Sitting in his spacious office in the town of Kfar Kanna, near Nazareth in the Galilee, Ahmad Effendi Meat Co. CEO Eiad Awawdy calmly described his 2014 encounter with Israel’s Ashkenazi chief rabbi, David Baruch Lau.
“I started to ask him interesting questions,” Awawdy, 43, said, of the meeting at a Chamber of Commerce event in Tel Aviv. “‘Is Judaism a missionary religion?’ He said no. I asked him: ‘Is Judaism a religion of coercion?’ He also said no. So I said: ‘Then how is it possible that you, the religion of Moses, are coercing us and interfering with our food? Why do you want me to eat my meat according to yourhalacha?’”
(The chief rabbi’s office stated that he does not remember the incident.)

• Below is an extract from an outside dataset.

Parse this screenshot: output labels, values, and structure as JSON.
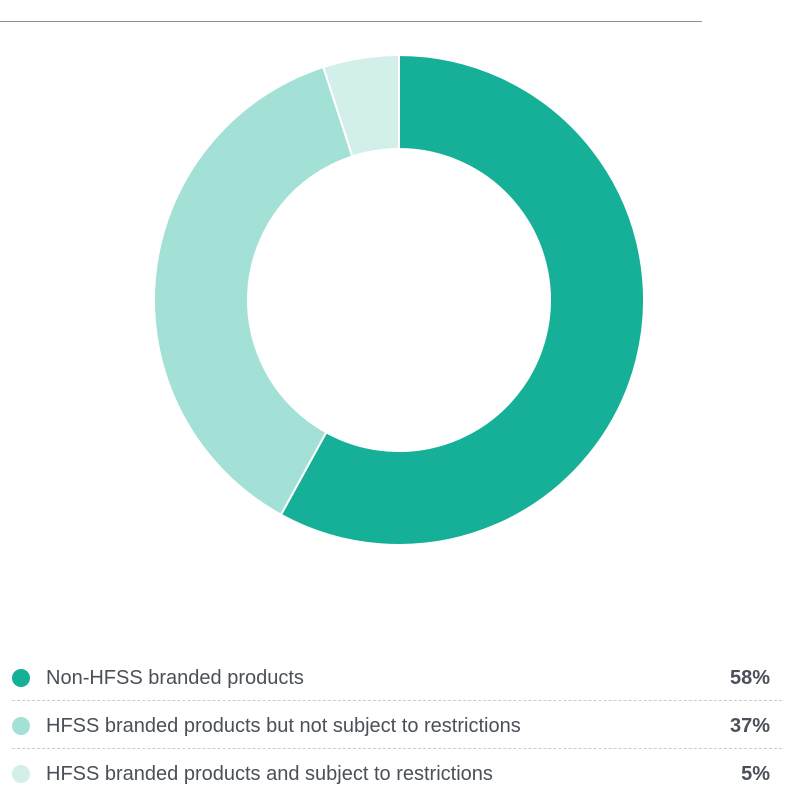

On May 18, Awawdy and a dozen other Arab-Israelis, represented by Adalah, the Legal Center for the Arab Minority Rights in Israel, demanded an answer from Israel’s supreme court. Their petition seeks to overturn or allow exceptions to the 2004 law requiring all imported meat to be certified as kosher according to the strict standards of the Israeli chief rabbinate. The import ban, combined with economic factors, effectively forces Muslim and Christian Israelis to buy kosher meat even though they have no obligation to follow Jewish dietary law. “We have no problem with Judaism or with the State of Israel,” Awawdy said, “but we feel free to oppose religious coercion.”
The court will hear the petition in February. According to legal experts, the case has a good chance of success. “I don’t see how the court will deny the petition,” said Shuki Friedman, director of the Center for Religion, Nation, and State at the Israeli Democracy Institute.
Israel’s Arab minority makes up 20 percent of the country’s population. In recent years, Arab citizens have had to contend with a raft of discriminatory legislation and overt hostility in the media and from leading politicians; newly installed Defense Minister Avigdor Lieberman, for instance, has infamously referred to Arab-Israeli politicians as “traitors” and a “fifth column.”
But they have also been left behind economically. The Arab-Israeli population is plagued by high unemployment and high poverty rates; women are especially hard-hit. Despite recent government investment in infrastructure, job growth, and education in Arab communities, the OECD reports that Arabs continue to lag behind the Jewish majority.